The top five germs that cause illnesses from food eaten in the United States are norovirus, Salmonella, Clostridium perfringens, Campylobacter and Staphylococcus aureus, aka staph.
Some other germs don’t cause as many illnesses, but when they do, the diseases are more likely to lead to hospitalization. Those germs include E coli, Clostridium botulinum (which causes botulism), Listeria, Vibrio and Shiga toxin-producing Escherichia coli (STEC) often called E. coli O157.
What causes food poisoning?
Many different disease-causing germs can contaminate foods and there are many foodborne infections.
The federal Centers for Disease Control and Prevention estimates that each year 48 million people in the United States get sick from a foodborne illness.

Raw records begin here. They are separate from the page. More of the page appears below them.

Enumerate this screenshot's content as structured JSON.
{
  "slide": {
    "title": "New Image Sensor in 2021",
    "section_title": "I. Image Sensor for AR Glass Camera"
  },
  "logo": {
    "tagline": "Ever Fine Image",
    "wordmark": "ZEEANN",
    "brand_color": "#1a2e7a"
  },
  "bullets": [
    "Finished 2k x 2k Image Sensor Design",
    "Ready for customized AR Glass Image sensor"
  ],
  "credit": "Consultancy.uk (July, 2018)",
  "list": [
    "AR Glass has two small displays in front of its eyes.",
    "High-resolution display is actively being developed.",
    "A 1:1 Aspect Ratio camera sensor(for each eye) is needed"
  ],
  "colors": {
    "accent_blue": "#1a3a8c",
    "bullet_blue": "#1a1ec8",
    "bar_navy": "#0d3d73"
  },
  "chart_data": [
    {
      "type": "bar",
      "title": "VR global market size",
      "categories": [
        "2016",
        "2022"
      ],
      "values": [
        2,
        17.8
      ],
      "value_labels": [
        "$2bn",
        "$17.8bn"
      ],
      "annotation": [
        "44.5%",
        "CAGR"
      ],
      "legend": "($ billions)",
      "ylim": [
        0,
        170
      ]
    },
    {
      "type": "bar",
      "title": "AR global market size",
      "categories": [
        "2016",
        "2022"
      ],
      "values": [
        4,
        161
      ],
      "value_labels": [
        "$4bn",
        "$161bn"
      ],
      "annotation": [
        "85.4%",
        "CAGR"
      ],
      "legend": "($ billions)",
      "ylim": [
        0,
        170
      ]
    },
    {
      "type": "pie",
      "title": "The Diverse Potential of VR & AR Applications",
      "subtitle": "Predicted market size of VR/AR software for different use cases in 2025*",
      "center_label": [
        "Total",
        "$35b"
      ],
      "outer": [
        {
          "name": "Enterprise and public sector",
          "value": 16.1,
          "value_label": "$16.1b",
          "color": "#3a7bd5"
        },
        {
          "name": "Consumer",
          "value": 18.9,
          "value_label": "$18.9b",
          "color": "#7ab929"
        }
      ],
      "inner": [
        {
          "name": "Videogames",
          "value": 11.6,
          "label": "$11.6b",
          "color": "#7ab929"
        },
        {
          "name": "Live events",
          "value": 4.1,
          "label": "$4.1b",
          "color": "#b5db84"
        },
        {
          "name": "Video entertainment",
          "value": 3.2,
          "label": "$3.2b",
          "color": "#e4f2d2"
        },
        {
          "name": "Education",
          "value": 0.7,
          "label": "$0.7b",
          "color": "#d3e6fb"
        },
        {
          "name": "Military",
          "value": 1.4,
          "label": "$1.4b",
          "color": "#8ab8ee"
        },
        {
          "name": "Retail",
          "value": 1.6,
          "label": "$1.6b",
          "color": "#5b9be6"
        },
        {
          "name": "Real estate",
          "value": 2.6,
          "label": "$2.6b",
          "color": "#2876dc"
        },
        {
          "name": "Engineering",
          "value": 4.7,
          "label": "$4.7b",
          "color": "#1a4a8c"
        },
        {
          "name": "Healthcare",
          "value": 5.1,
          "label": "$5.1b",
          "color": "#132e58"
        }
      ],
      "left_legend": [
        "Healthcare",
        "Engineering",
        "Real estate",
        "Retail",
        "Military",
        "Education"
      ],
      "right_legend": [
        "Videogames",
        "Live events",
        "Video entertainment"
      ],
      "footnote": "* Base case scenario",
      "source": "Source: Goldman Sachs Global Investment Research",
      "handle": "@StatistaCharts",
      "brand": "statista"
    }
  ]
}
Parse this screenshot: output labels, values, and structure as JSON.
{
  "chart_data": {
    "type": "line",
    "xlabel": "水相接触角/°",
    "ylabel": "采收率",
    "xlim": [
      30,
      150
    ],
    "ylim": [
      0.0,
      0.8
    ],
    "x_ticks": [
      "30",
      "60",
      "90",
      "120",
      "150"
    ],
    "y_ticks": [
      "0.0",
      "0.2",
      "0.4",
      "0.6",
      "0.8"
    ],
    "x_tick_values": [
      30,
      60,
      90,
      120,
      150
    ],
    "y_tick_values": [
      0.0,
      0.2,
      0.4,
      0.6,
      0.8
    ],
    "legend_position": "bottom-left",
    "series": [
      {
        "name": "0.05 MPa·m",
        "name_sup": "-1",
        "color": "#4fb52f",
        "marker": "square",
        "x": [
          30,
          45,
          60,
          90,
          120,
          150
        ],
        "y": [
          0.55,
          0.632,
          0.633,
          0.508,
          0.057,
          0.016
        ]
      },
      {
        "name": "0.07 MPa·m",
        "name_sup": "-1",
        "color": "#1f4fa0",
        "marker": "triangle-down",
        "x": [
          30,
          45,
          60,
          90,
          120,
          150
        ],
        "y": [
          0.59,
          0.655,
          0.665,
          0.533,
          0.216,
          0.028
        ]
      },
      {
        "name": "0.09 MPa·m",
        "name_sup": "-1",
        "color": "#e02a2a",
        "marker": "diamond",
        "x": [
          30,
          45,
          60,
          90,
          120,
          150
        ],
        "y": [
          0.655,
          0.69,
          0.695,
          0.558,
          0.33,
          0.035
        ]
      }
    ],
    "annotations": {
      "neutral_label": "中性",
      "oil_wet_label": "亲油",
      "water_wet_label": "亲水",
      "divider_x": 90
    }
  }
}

Of those, 128,000 require hospitalization and 3,000 die.
Researchers have identified more than 250 foodborne diseases. Most of them result in infections, caused by a variety of bacteria, viruses and parasites. Harmful toxins and chemicals also can contaminate foods and cause foodborne illness.
Do I have food poisoning?
Common symptoms of foodborne diseases are nausea, vomiting, stomach cramps and diarrhea. However, symptoms vary among the different types of foodborne illnesses and among different individuals.
Symptoms can sometimes be severe, and some foodborne illnesses can even be life-threatening. Although anyone can get a foodborne illness, some people are more likely to develop one with serious implications. Those groups include:
- Young children;
- Older adults;
- Pregnant women; and
- People with immune systems weakened from medical conditions, such as diabetes, liver disease, kidney disease, organ transplants, HIV/AIDS, or from receiving chemotherapy or radiation treatment.
Most people with a foodborne illness get better without medical treatment, but people with severe symptoms should see their doctor.
Anyone can get sick from eating contaminated food. Practice the four simple food safety steps – clean, separate, cook, and chill – to lower your chance of food poisoning and to protect yourself and your loved ones.